Hi,
In ext3-reservations-window-allocation-fix.patch from -mm, we try to
make sure that we always search for a new reservation from the goal
forwards, not just from the previous window forwards. I'm assuming this
is done to optimise random writes.
I'm still not convinced we get it right. In alloc_new_reservation(), we
do:
if ((my_rsv->rsv_start <= group_end_block) &&
(my_rsv->rsv_end > group_end_block))
return -1;
We get into alloc_new_reservation in the first place either when the
goal is outside the window, or we could not allocate inside the window.

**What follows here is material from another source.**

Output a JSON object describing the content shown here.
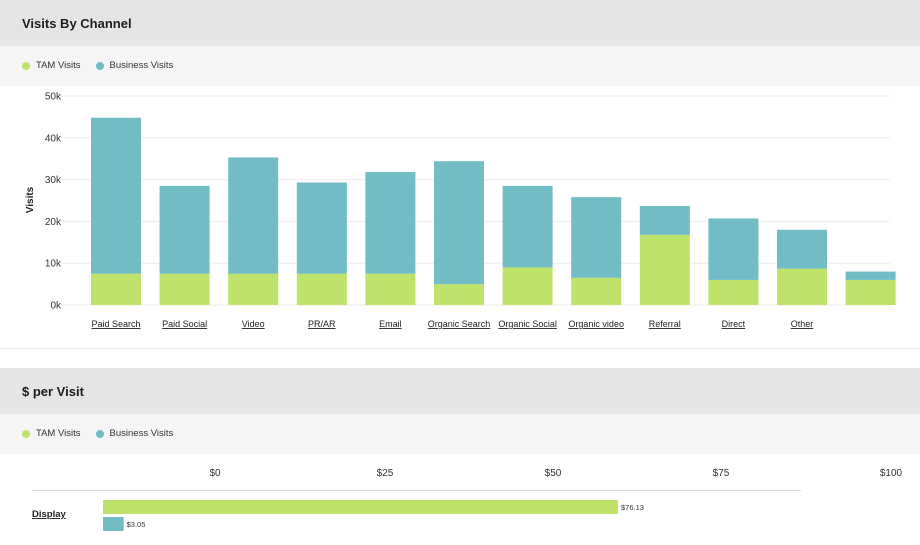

Now, in the latter case, the check is correct --- if the window spans
two block groups and we couldn't allocate in the first block group, then
we should continue in the next one.
But what if the goal was in the current block group, but was *prior* to
the window? The goal is outside the window, yet the above check may
still be true, and we'll incorrectly decide to avoid the current block
group entirely.
I think we need an "&& start_block >= my_rsv->rsv_start" to deal with
this.
If we get past that test --- the reservation window is all entirely
inside one group --- then we have the following chunk in
xt3-reservations-window-allocation-fix.patch:
- /* remember where we are before we discard the old one */
- if (my_rsv->rsv_end + 1 > start_block)
- start_block = my_rsv->rsv_end + 1;
- search_head = my_rsv;
+ search_head = search_reserve_window(&my_rsv->rsv_node, start_block);
which I'm assuming is trying to pin the search start to the goal block.

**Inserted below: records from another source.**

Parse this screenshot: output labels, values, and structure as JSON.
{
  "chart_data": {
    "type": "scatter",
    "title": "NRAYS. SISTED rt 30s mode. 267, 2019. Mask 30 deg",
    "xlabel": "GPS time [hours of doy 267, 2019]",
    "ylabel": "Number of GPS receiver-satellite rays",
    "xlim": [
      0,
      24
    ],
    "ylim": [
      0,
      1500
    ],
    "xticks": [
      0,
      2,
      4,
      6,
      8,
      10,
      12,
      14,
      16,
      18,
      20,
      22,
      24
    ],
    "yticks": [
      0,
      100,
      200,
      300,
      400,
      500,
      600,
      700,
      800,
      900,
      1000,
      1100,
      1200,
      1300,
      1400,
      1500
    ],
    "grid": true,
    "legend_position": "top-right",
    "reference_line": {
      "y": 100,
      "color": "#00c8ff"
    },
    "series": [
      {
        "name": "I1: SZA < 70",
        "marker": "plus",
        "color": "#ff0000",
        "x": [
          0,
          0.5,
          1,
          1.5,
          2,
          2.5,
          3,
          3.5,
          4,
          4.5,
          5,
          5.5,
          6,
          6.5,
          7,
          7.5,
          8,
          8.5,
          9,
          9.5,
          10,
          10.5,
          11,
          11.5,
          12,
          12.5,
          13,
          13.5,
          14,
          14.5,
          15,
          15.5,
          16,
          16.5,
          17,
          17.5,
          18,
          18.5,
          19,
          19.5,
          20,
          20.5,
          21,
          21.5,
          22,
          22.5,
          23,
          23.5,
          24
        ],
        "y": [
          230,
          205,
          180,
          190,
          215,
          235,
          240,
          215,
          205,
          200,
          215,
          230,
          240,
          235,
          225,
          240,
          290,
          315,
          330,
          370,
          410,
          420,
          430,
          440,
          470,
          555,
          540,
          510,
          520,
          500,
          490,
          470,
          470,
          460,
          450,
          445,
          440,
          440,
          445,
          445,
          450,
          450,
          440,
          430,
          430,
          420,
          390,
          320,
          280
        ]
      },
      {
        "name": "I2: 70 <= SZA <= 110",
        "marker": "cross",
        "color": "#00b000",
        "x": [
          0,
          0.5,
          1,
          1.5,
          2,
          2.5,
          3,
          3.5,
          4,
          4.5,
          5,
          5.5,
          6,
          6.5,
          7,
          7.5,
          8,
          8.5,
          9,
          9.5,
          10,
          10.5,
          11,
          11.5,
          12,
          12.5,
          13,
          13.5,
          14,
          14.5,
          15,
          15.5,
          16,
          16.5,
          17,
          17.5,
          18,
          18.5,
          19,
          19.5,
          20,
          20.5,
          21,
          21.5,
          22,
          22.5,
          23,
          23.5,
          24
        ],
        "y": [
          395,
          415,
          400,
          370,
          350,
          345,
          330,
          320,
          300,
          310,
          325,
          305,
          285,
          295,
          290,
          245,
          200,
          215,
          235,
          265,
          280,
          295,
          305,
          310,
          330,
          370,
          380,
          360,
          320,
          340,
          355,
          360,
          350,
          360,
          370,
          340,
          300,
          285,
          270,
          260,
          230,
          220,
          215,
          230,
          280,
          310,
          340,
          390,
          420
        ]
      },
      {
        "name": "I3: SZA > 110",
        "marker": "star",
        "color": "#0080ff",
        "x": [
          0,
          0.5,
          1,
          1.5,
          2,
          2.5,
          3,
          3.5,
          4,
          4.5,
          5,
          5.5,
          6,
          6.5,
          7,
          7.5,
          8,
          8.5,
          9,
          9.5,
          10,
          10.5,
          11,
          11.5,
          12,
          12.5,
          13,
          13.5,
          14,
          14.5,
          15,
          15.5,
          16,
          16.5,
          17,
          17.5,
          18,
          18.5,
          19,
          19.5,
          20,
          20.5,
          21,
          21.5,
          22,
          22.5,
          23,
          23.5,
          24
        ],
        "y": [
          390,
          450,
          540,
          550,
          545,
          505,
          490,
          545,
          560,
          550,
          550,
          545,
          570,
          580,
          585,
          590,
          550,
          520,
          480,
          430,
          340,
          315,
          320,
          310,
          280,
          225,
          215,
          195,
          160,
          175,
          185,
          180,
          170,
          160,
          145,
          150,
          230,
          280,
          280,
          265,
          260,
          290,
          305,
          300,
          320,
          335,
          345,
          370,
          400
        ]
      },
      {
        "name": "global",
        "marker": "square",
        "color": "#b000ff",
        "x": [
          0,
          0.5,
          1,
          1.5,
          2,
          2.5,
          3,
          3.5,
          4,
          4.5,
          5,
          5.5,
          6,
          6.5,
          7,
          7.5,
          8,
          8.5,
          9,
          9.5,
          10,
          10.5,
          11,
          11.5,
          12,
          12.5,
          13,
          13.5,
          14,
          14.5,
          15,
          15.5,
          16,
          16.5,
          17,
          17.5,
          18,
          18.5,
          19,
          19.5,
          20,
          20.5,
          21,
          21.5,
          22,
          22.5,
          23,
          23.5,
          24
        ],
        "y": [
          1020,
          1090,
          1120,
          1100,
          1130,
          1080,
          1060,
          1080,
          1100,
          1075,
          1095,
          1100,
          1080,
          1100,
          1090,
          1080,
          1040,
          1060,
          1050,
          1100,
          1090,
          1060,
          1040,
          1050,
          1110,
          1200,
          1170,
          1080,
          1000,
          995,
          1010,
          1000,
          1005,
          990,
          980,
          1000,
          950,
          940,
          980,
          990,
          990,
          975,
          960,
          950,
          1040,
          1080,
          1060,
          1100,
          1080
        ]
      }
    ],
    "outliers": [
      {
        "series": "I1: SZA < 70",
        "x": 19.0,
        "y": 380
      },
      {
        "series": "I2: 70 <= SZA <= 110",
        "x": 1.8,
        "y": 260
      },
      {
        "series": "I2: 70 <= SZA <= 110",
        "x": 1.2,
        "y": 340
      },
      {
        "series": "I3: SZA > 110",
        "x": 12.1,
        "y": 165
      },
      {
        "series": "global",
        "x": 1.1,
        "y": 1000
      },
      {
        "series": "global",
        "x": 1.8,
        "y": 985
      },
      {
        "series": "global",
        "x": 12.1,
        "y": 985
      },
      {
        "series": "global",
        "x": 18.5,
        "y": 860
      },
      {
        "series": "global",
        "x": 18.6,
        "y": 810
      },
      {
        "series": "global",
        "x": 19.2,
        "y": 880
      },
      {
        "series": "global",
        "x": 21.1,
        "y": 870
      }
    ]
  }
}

But that's wrong --- search_reserve_window does a downwards-traversing
tree search, and needs to be given the root of the tree in order to find
a given block. Giving it the current reservation node as the search
start point is not going to allow it to find the right node in all
cases.
Have I misunderstood something?
Fortunately, none of the above should affect the normal hot path of
sequential allocation, but it may well penalise random writes.
Cheers,
Stephen
On Fri, 2004-10-15 at 06:27, Stephen C. Tweedie wrote:
> Hi,
>
> In ext3-reservations-window-allocation-fix.patch from -mm, we try to
> make sure that we always search for a new reservation from the goal
> forwards, not just from the previous window forwards. I'm assuming this
> is done to optimise random writes.
>
> I'm still not convinced we get it right. In alloc_new_reservation(), we
> do:
>
> if ((my_rsv->rsv_start <= group_end_block) &&
> (my_rsv->rsv_end > group_end_block))
> return -1;
>
> We get into alloc_new_reservation in the first place either when the
> goal is outside the window, or we could not allocate inside the window.
>
> Now, in the latter case, the check is correct --- if the window spans
> two block groups and we couldn't allocate in the first block group, then
> we should continue in the next one.
>
> But what if the goal was in the current block group, but was *prior* to
> the window? The goal is outside the window, yet the above check may
> still be true, and we'll incorrectly decide to avoid the current block
> group entirely.
>
> I think we need an "&& start_block >= my_rsv->rsv_start" to deal with
> this.
>
You are right. I think at the beginning we were decide the honor the the
reservation window if the goal is out of the window. Considering the
goal is selected with good reason, we agreed that we should try honor
the goal block all the time.But we missed this case apparently.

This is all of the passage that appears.